Unobserved Component model with Stochastic volatility

[ac_1]

I would like to set-up a benchmark Unobserved Component model with Stochastic volatility (UC-SV), and forecast from it (in a Bayesian setting), but not certain how to do it? Please help.

This is as in Stock and Watson (2007) "Why has US Inflation Become Harder to forecast" JMCB,39, pp3-33; but recently used in Bauwens Koop Korobolis and Rombouts (2011) "The Contribution of Structural Break Models to Forecasting Macroeconomic Time series", Working Paper, University of Strathclyde, pp1-30.

A time-varying trend (no AR dynamics) of the form:

y(t)=μ(t)+σ(ϵ,t) ε(t)

log(σ(ϵ,t))= log(σ(ϵ,t-1))+v(t)


μ(t)=μ(t-1)+σ(γ,t) γ(t)

log(σ(γ,t))= log(σ(γ,t-1))+w(t)


where

(ε(t),γ(t)) ~N(0,I(2))

u(t) ~N(0,γ(1))

v(t) ~N(0,γ(2))

Set γ(1)= γ(2)=0.2


Using the following Priors to forecast

μ(0)~N(m)(0,4)

log(σ(ϵ,0))~N(0,1)

log(σ(γ,t))~N(0,1)

inverse(B(0))~Gamma(1,0.1)

inverse(γ)~Gamma(1,0.1)


This would presumably with the RAT's DLM command ?

[TomDoan]

The simulation of that process has three parts, only one of which can be done with DLM.

1. Simulate mu given y and the sigma processes, using DLM with TYPE=CSIM.
2. Simulate sigma(epsilon) treating y(t)-mu(t) as observed, using the techniques from the Jacquier, Polson, Rossi replication http://www.estima.com/forum/viewtopic.php?f=8&t=628. The rejection method is the more efficient of the two.
3. Simulate sigma(gamma) treating mu(t)-mu(t-1) as observed, as in step 2.

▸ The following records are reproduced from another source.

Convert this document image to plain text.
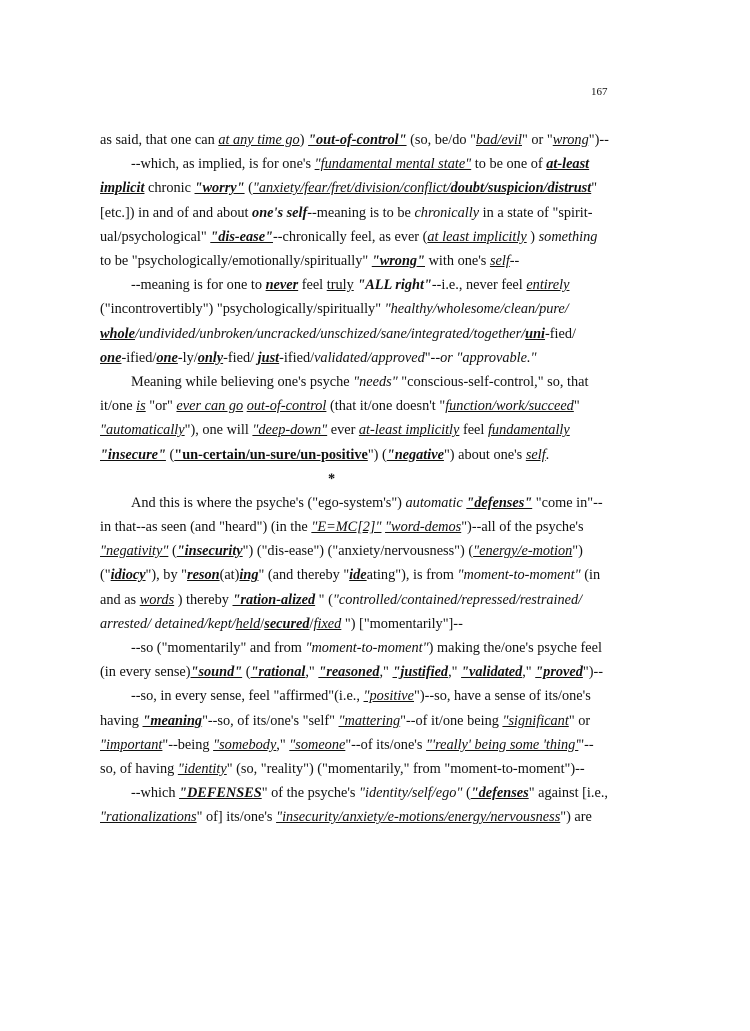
167
as said, that one can at any time go) "out-of-control" (so, be/do "bad/evil" or "wrong")--
--which, as implied, is for one's "fundamental mental state" to be one of at-least
implicit chronic "worry" ("anxiety/fear/fret/division/conflict/doubt/suspicion/distrust"
[etc.]) in and of and about one's self--meaning is to be chronically in a state of "spirit-
ual/psychological" "dis-ease"--chronically feel, as ever (at least implicitly ) something
to be "psychologically/emotionally/spiritually" "wrong" with one's self--
--meaning is for one to never feel truly "ALL right"--i.e., never feel entirely
("incontrovertibly") "psychologically/spiritually" "healthy/wholesome/clean/pure/
whole/undivided/unbroken/uncracked/unschized/sane/integrated/together/uni-fied/
one-ified/one-ly/only-fied/ just-ified/validated/approved"--or "approvable."
Meaning while believing one's psyche "needs" "conscious-self-control," so, that
it/one is "or" ever can go out-of-control (that it/one doesn't "function/work/succeed"
"automatically"), one will "deep-down" ever at-least implicitly feel fundamentally
"insecure" ("un-certain/un-sure/un-positive") ("negative") about one's self.
*
And this is where the psyche's ("ego-system's") automatic "defenses" "come in"--
in that--as seen (and "heard") (in the "E=MC[2]" "word-demos")--all of the psyche's
"negativity" ("insecurity") ("dis-ease") ("anxiety/nervousness") ("energy/e-motion")
("idiocy"), by "reson(at)ing" (and thereby "ideating"), is from "moment-to-moment" (in
and as words ) thereby "ration-alized " ("controlled/contained/repressed/restrained/
arrested/ detained/kept/held/secured/fixed ") ["momentarily"]--
--so ("momentarily" and from "moment-to-moment") making the/one's psyche feel
(in every sense)"sound" ("rational," "reasoned," "justified," "validated," "proved")--
--so, in every sense, feel "affirmed"(i.e., "positive")--so, have a sense of its/one's
having "meaning"--so, of its/one's "self" "mattering"--of it/one being "significant" or
"important"--being "somebody," "someone"--of its/one's "'really' being some 'thing'"--
so, of having "identity" (so, "reality") ("momentarily," from "moment-to-moment")--
--which "DEFENSES" of the psyche's "identity/self/ego" ("defenses" against [i.e.,
"rationalizations" of] its/one's "insecurity/anxiety/e-motions/energy/nervousness") are
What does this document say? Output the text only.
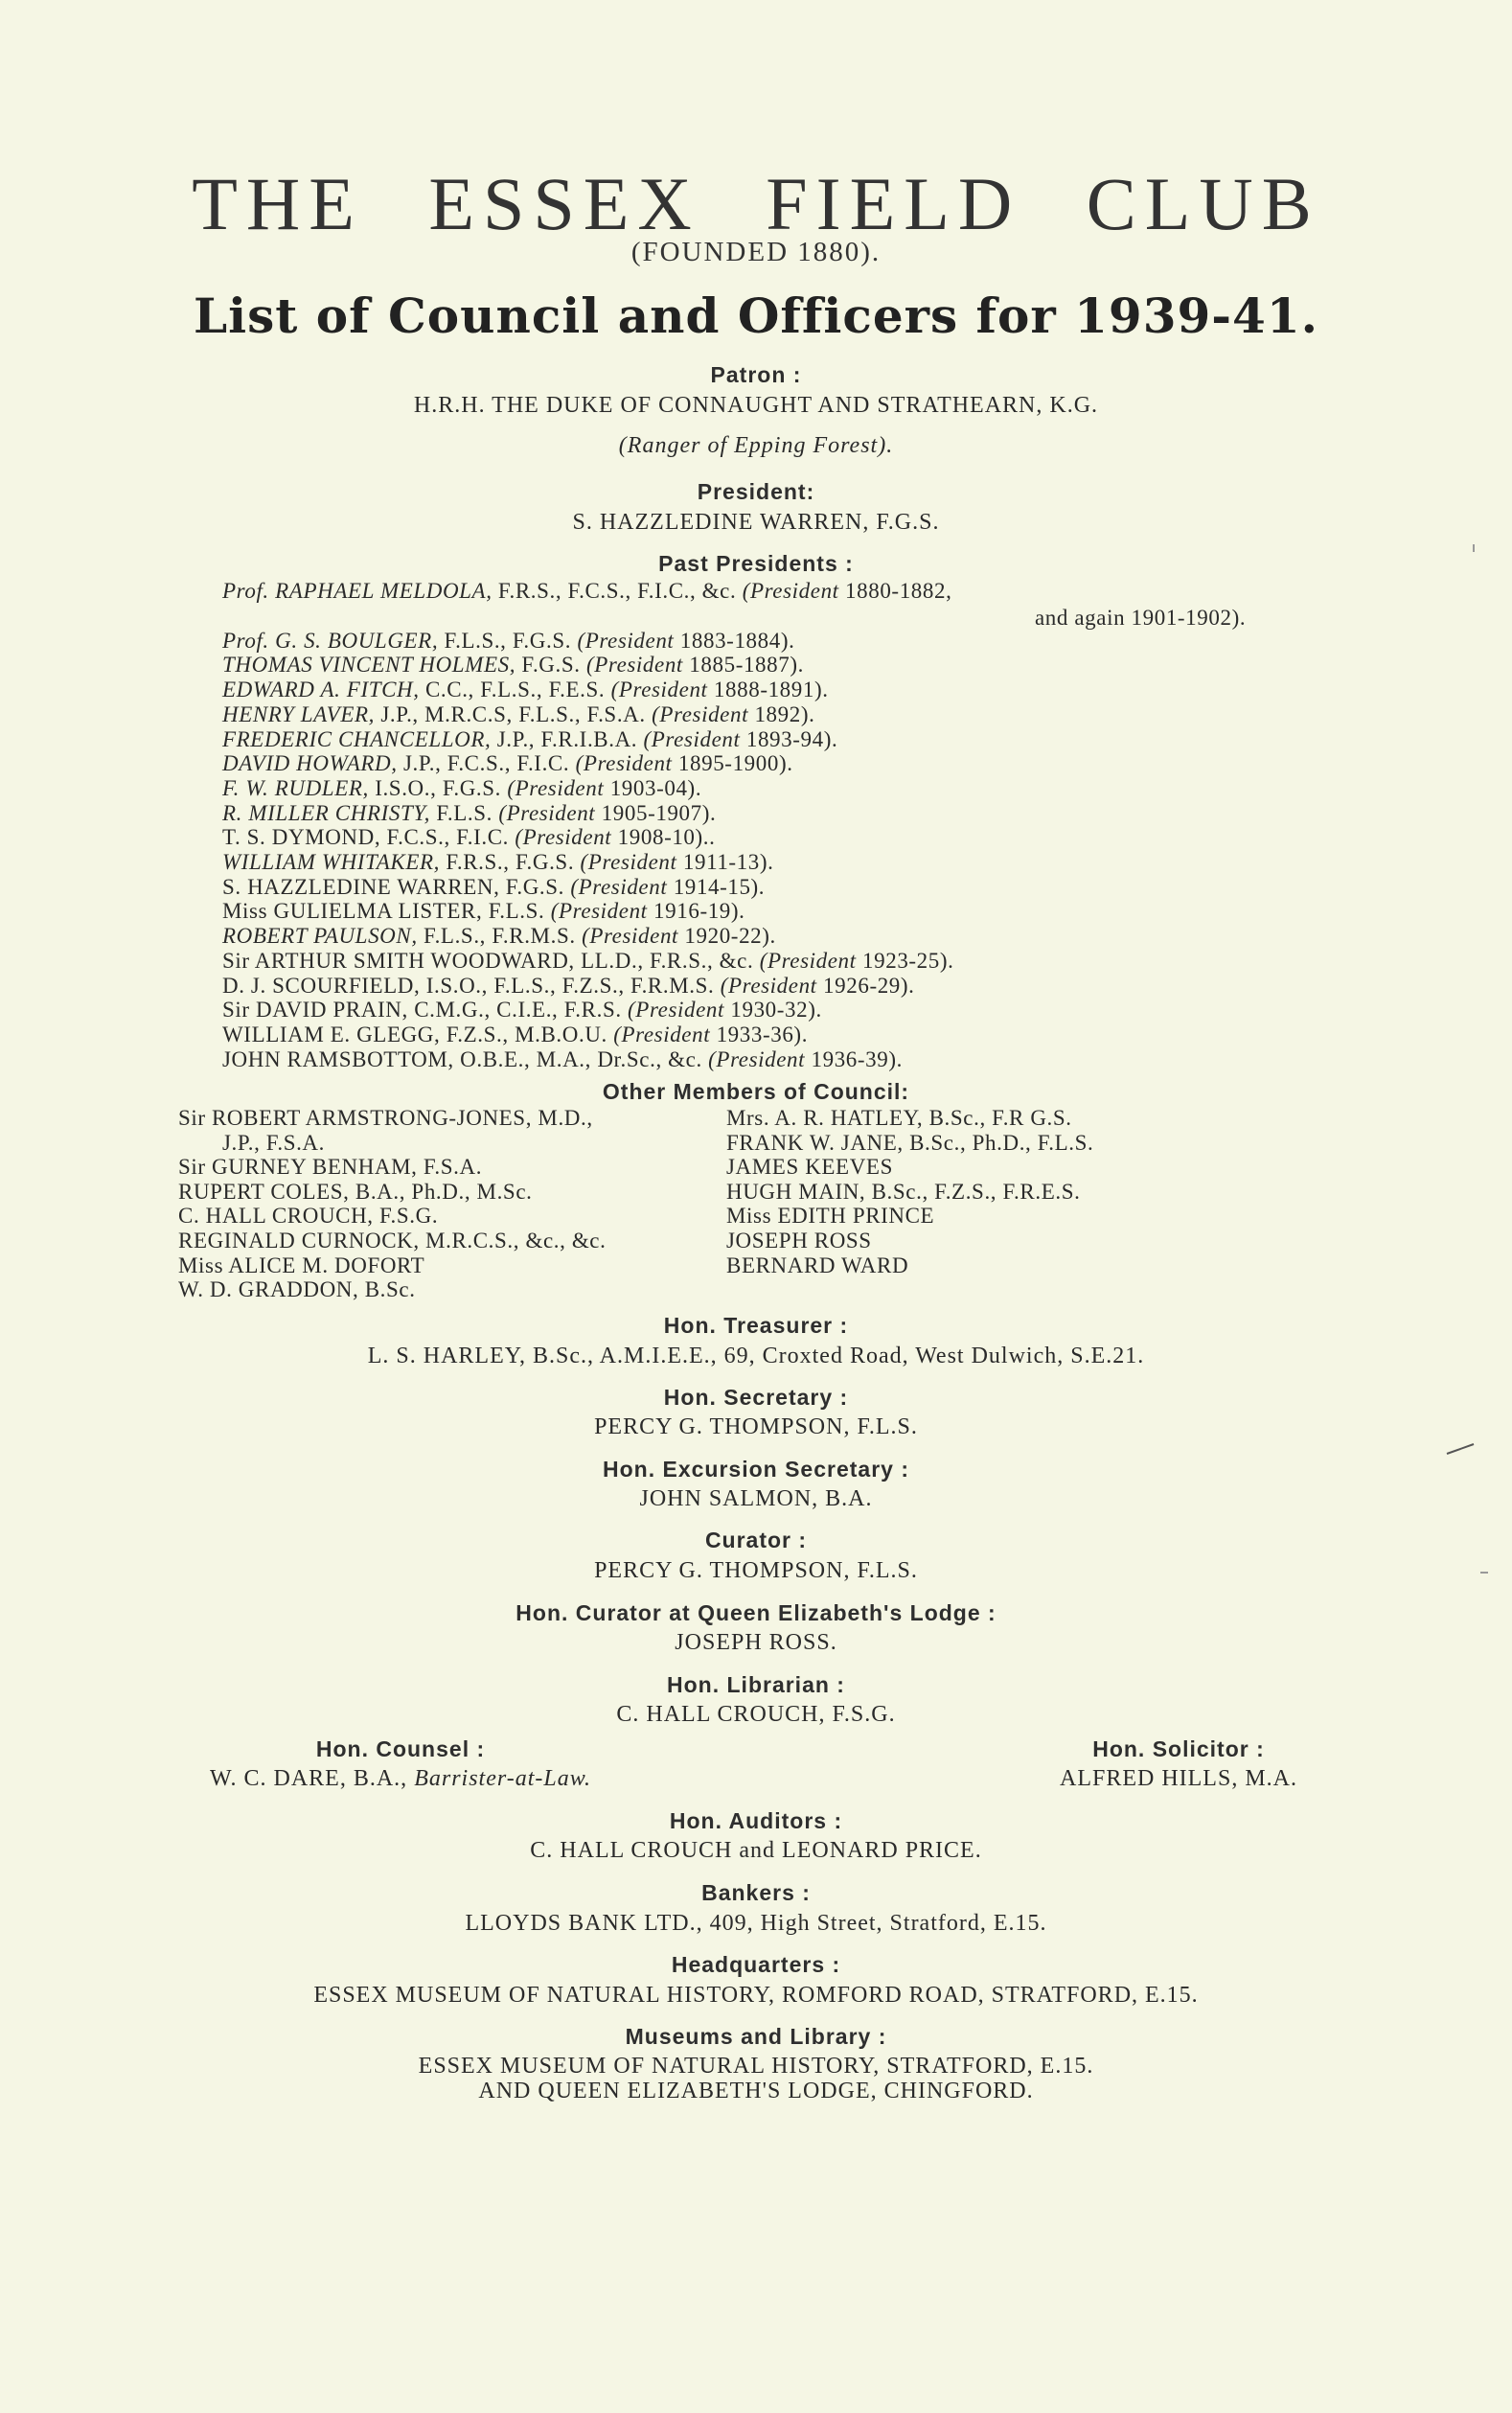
THE ESSEX FIELD CLUB
(FOUNDED 1880).
List of Council and Officers for 1939-41.
Patron :
H.R.H. THE DUKE OF CONNAUGHT AND STRATHEARN, K.G.
(Ranger of Epping Forest).
President:
S. HAZZLEDINE WARREN, F.G.S.
Past Presidents :
Prof. RAPHAEL MELDOLA, F.R.S., F.C.S., F.I.C., &c. (President 1880-1882,
Prof. G. S. BOULGER, F.L.S., F.G.S. (President 1883-1884).
THOMAS VINCENT HOLMES, F.G.S. (President 1885-1887).
EDWARD A. FITCH, C.C., F.L.S., F.E.S. (President 1888-1891).
HENRY LAVER, J.P., M.R.C.S, F.L.S., F.S.A. (President 1892).
FREDERIC CHANCELLOR, J.P., F.R.I.B.A. (President 1893-94).
DAVID HOWARD, J.P., F.C.S., F.I.C. (President 1895-1900).
F. W. RUDLER, I.S.O., F.G.S. (President 1903-04).
R. MILLER CHRISTY, F.L.S. (President 1905-1907).
T. S. DYMOND, F.C.S., F.I.C. (President 1908-10)..
WILLIAM WHITAKER, F.R.S., F.G.S. (President 1911-13).
S. HAZZLEDINE WARREN, F.G.S. (President 1914-15).
Miss GULIELMA LISTER, F.L.S. (President 1916-19).
ROBERT PAULSON, F.L.S., F.R.M.S. (President 1920-22).
Sir ARTHUR SMITH WOODWARD, LL.D., F.R.S., &c. (President 1923-25).
D. J. SCOURFIELD, I.S.O., F.L.S., F.Z.S., F.R.M.S. (President 1926-29).
Sir DAVID PRAIN, C.M.G., C.I.E., F.R.S. (President 1930-32).
WILLIAM E. GLEGG, F.Z.S., M.B.O.U. (President 1933-36).
JOHN RAMSBOTTOM, O.B.E., M.A., Dr.Sc., &c. (President 1936-39).
and again 1901-1902).
Other Members of Council:
Sir ROBERT ARMSTRONG-JONES, M.D.,
J.P., F.S.A.
Sir GURNEY BENHAM, F.S.A.
RUPERT COLES, B.A., Ph.D., M.Sc.
C. HALL CROUCH, F.S.G.
REGINALD CURNOCK, M.R.C.S., &c., &c.
Miss ALICE M. DOFORT
W. D. GRADDON, B.Sc.
Mrs. A. R. HATLEY, B.Sc., F.R G.S.
FRANK W. JANE, B.Sc., Ph.D., F.L.S.
JAMES KEEVES
HUGH MAIN, B.Sc., F.Z.S., F.R.E.S.
Miss EDITH PRINCE
JOSEPH ROSS
BERNARD WARD
Hon. Treasurer :
L. S. HARLEY, B.Sc., A.M.I.E.E., 69, Croxted Road, West Dulwich, S.E.21.
Hon. Secretary :
PERCY G. THOMPSON, F.L.S.
Hon. Excursion Secretary :
JOHN SALMON, B.A.
Curator :
PERCY G. THOMPSON, F.L.S.
Hon. Curator at Queen Elizabeth's Lodge :
JOSEPH ROSS.
Hon. Librarian :
C. HALL CROUCH, F.S.G.
Hon. Counsel :
W. C. DARE, B.A., Barrister-at-Law.
Hon. Solicitor :
ALFRED HILLS, M.A.
Hon. Auditors :
C. HALL CROUCH and LEONARD PRICE.
Bankers :
LLOYDS BANK LTD., 409, High Street, Stratford, E.15.
Headquarters :
ESSEX MUSEUM OF NATURAL HISTORY, ROMFORD ROAD, STRATFORD, E.15.
Museums and Library :
ESSEX MUSEUM OF NATURAL HISTORY, STRATFORD, E.15.
AND QUEEN ELIZABETH'S LODGE, CHINGFORD.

DLM can be used for a single layer stochastic volatity model using well-known approximation techniques (converting the observable to log squares), but can't do anything to handle the SV part once you add the time-varying mean. I'm surprised that they didn't have a technical appendix on that.

[ac_1]

The simulation of that process has three parts, only one of which can be done with DLM.

1. Simulate mu given y and the sigma processes, using DLM with TYPE=CSIM.
2. Simulate sigma(epsilon) treating y(t)-mu(t) as observed, using the techniques from the Jacquier, Polson, Rossi replication http://www.estima.com/forum/viewtopic.php?f=8&t=628. The rejection method is the more efficient of the two.
3. Simulate sigma(gamma) treating mu(t)-mu(t-1) as observed, as in step 2.

DLM can be used for a single layer stochastic volatity model using well-known approximation techniques (converting the observable to log squares), but can't do anything to handle the SV part once you add the time-varying mean. I'm surprised that they didn't have a technical appendix on that.

Okay, this is somewhat more involved than I initially thought, especially for a benchmark model! I need to read the Jacquier, Polson, Rossi paper and RATs program.